Thursday, June 20, 2013

"The spirit of hatred and fanaticism embedded in the hearts of the Arab Muslims against everything that is non-Muslim ......

June 19, 2013

Another bit from "The Price of Loyalty in Syria," by Robert F. Worth in the New York Times, June 19 (thanks to Ron):

In 1936, when the French were poised to merge the newly formed Alawite coastal state into a larger Syrian republic, six Alawite notables sent a petition begging them to reconsider. “The spirit of hatred and fanaticism embedded in the hearts of the Arab Muslims against everything that is non-Muslim has been perpetually nurtured by the Islamic religion,” they wrote. “There is no hope that the situation will ever change.
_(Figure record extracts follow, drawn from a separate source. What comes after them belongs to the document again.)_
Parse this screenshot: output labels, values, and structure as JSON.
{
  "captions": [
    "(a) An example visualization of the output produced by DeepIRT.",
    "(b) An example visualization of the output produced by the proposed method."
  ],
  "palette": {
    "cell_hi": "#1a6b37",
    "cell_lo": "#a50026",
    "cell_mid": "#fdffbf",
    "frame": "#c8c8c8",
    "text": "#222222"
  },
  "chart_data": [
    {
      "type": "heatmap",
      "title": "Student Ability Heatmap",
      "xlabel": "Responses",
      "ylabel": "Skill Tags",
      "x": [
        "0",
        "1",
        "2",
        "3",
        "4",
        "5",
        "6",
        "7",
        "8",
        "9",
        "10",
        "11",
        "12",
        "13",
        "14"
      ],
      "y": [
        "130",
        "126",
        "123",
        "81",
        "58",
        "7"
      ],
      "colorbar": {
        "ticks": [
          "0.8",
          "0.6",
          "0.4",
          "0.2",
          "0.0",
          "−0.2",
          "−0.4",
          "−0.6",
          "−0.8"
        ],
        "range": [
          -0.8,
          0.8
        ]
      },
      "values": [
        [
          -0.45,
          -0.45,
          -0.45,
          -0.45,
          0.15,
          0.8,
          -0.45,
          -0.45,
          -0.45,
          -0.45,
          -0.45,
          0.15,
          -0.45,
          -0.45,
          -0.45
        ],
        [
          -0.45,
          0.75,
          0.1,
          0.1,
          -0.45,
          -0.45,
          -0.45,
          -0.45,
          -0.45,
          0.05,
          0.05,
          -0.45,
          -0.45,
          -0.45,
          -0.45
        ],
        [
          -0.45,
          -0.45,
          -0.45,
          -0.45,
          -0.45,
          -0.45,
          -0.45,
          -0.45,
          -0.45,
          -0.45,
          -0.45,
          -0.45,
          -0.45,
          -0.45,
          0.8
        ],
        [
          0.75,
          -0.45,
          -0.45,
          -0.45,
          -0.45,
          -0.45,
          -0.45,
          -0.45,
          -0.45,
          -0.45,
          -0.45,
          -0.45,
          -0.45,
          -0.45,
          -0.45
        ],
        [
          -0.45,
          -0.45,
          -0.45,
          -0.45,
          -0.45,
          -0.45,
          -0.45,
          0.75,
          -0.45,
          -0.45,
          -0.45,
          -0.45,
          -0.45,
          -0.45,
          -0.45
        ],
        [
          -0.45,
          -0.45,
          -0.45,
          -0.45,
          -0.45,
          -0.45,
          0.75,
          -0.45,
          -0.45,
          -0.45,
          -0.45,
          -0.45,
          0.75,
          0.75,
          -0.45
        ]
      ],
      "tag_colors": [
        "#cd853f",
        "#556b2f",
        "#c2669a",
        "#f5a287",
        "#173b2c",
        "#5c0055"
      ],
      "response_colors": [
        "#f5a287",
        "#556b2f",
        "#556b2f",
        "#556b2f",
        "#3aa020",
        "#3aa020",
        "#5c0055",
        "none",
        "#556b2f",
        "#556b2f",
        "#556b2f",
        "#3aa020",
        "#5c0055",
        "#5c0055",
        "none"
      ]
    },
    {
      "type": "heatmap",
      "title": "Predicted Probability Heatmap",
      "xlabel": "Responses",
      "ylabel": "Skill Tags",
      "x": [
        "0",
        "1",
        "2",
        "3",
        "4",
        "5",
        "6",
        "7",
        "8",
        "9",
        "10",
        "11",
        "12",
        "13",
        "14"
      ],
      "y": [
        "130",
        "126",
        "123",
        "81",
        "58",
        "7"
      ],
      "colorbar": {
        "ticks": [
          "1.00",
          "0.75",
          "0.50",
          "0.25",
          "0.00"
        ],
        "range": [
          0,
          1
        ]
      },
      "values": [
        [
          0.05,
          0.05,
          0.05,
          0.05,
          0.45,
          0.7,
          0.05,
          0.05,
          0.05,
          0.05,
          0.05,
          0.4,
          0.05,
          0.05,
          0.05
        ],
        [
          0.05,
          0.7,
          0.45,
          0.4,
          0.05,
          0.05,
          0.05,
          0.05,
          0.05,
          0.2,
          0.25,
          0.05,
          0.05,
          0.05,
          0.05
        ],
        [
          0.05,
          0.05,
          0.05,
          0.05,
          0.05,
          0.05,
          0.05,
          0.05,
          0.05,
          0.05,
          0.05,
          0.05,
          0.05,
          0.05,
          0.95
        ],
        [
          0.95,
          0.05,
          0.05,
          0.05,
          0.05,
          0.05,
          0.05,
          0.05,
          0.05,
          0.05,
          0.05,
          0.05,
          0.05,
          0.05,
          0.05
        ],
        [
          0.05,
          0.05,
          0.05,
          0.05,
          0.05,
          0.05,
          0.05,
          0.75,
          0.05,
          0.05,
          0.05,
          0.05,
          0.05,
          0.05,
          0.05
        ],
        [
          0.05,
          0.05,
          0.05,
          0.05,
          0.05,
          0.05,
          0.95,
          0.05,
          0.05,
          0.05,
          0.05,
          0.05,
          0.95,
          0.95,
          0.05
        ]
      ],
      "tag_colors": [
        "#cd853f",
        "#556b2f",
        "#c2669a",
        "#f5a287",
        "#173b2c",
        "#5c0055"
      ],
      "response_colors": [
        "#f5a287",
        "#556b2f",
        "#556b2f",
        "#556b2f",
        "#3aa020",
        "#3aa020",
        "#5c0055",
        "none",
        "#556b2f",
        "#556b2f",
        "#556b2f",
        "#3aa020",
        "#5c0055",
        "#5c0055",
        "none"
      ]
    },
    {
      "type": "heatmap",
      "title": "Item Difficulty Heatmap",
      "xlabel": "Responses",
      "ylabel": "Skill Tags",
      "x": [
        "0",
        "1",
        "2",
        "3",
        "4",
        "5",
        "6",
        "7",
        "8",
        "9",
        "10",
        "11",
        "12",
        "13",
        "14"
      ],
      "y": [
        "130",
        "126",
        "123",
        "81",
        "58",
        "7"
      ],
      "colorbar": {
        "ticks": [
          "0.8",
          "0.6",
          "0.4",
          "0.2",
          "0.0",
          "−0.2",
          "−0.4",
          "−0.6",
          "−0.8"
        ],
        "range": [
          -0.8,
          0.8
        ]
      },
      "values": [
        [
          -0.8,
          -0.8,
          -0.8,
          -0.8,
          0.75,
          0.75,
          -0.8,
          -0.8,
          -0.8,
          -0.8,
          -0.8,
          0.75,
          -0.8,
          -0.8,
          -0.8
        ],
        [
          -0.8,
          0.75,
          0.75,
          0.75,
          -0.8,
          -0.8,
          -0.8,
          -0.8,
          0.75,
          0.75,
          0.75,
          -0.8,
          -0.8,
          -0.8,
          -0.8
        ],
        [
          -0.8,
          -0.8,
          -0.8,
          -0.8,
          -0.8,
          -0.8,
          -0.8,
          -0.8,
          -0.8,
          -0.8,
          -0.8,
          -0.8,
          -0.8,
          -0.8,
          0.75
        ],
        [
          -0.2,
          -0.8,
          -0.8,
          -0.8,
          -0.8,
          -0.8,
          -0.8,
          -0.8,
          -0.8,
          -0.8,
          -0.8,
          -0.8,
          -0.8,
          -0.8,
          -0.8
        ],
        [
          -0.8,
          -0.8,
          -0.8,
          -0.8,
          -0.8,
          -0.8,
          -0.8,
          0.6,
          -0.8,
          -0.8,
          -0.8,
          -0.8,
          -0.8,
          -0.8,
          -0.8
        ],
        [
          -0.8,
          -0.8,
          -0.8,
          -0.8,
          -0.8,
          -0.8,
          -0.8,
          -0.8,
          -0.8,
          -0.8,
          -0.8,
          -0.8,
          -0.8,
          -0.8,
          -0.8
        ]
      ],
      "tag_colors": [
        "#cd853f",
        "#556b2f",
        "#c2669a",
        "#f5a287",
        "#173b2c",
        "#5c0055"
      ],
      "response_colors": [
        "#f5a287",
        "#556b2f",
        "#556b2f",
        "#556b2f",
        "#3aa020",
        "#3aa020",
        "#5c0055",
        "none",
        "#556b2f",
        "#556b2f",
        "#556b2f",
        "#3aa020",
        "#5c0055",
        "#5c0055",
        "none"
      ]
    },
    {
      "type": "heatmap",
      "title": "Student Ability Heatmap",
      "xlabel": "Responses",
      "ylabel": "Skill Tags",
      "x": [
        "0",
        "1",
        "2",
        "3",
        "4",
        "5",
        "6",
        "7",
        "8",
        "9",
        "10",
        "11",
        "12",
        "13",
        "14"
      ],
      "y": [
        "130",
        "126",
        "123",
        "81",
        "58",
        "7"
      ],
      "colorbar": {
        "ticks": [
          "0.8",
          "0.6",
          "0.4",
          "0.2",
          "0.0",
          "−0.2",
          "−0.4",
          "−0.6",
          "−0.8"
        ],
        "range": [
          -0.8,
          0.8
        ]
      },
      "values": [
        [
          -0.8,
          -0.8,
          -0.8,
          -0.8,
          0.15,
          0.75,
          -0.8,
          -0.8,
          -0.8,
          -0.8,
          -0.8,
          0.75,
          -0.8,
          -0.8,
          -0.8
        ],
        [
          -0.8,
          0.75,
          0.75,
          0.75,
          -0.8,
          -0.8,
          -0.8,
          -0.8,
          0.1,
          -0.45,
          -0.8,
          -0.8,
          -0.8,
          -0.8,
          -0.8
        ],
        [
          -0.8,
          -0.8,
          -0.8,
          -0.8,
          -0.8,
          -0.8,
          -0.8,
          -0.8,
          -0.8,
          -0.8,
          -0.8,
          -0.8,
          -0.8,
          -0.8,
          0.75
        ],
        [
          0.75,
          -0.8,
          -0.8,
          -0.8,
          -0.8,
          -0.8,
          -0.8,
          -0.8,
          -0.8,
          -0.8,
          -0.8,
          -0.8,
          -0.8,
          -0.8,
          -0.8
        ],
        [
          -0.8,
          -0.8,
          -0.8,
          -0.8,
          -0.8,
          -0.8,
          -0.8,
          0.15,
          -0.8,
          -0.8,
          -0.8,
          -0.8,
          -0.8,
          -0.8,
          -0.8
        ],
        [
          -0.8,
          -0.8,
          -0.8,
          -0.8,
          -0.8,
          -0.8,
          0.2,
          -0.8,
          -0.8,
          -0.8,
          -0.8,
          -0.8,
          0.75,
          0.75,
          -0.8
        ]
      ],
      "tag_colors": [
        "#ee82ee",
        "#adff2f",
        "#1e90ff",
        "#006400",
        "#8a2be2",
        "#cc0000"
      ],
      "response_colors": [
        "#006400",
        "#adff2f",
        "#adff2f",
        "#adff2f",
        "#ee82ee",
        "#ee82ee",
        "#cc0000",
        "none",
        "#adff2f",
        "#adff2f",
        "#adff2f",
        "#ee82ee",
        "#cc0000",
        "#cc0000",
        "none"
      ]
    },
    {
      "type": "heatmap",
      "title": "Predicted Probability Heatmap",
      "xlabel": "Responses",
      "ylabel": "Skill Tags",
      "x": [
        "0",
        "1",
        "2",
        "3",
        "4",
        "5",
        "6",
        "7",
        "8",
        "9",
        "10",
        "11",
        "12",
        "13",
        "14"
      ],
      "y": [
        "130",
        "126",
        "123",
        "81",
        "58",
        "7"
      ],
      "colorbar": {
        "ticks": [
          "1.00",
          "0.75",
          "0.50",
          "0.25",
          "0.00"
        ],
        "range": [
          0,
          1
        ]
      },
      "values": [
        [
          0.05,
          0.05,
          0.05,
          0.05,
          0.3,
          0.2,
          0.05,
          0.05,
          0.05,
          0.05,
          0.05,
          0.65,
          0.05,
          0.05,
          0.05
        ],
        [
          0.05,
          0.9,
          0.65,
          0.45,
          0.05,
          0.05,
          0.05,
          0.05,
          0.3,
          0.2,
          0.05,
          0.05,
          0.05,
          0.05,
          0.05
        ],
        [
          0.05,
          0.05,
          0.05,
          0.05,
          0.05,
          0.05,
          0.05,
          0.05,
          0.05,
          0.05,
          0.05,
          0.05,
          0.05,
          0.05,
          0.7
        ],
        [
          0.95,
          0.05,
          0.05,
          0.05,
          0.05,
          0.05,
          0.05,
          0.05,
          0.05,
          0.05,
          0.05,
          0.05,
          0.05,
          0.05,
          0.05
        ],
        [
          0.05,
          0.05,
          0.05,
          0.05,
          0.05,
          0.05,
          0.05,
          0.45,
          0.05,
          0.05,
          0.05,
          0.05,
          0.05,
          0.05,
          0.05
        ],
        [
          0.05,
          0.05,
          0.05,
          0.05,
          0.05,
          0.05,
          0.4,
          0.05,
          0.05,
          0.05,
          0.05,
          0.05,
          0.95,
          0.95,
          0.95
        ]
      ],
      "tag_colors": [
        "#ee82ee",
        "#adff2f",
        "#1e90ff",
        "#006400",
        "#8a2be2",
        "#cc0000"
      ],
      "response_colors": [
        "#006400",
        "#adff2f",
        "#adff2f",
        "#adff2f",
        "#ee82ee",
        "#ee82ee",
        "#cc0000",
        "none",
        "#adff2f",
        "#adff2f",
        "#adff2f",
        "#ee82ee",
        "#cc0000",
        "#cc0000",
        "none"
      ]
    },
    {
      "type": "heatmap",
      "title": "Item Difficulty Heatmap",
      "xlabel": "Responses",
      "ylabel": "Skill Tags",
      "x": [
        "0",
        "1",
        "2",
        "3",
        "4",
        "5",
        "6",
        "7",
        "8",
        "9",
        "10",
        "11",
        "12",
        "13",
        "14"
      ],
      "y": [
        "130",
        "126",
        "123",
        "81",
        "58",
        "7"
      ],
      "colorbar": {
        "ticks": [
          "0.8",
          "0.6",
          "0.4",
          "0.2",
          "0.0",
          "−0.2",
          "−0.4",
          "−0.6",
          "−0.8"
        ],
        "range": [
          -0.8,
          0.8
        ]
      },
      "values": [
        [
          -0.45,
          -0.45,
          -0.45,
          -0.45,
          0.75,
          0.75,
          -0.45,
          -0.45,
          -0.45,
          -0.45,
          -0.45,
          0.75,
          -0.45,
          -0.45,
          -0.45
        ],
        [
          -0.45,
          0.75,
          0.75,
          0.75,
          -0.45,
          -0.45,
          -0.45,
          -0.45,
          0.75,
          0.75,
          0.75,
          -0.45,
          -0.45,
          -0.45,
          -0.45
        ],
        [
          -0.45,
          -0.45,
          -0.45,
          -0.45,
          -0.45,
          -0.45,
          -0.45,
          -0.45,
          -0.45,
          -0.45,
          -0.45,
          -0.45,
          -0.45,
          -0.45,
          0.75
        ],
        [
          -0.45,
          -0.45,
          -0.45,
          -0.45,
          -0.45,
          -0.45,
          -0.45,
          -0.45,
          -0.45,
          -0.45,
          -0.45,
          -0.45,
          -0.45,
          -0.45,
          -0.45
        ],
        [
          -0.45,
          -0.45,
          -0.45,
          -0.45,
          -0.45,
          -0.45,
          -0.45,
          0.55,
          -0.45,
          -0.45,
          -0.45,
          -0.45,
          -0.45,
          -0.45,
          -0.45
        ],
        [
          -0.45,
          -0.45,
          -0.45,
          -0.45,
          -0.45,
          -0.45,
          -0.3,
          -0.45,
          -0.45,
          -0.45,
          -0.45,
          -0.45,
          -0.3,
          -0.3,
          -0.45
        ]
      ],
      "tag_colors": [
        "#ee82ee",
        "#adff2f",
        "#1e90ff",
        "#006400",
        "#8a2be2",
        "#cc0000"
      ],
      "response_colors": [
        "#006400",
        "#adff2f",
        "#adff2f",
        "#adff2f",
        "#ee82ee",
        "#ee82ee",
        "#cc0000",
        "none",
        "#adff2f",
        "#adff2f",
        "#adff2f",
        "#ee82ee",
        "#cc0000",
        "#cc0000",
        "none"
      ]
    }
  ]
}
Therefore, the abolition of the mandate will expose the minorities in Syria to the dangers of death and annihilation, irrespective of the fact that such abolition will annihilate the freedom of thought and belief.” One of the petition’s signers was Sulayman al-Assad, the grandfather of Syria’s current president. Later, after the French abandoned them, the Alawites rushed to embrace the cause of Syrian nationalism, and went to great lengths to make the rest of the country forget their separatist ambitions.

How did these "six Alawite notables" get to be such greasy Islamophobes? Didn't their long experience of living among Arab Muslims in Syria reassure them about Islam's peacefulness and tolerance?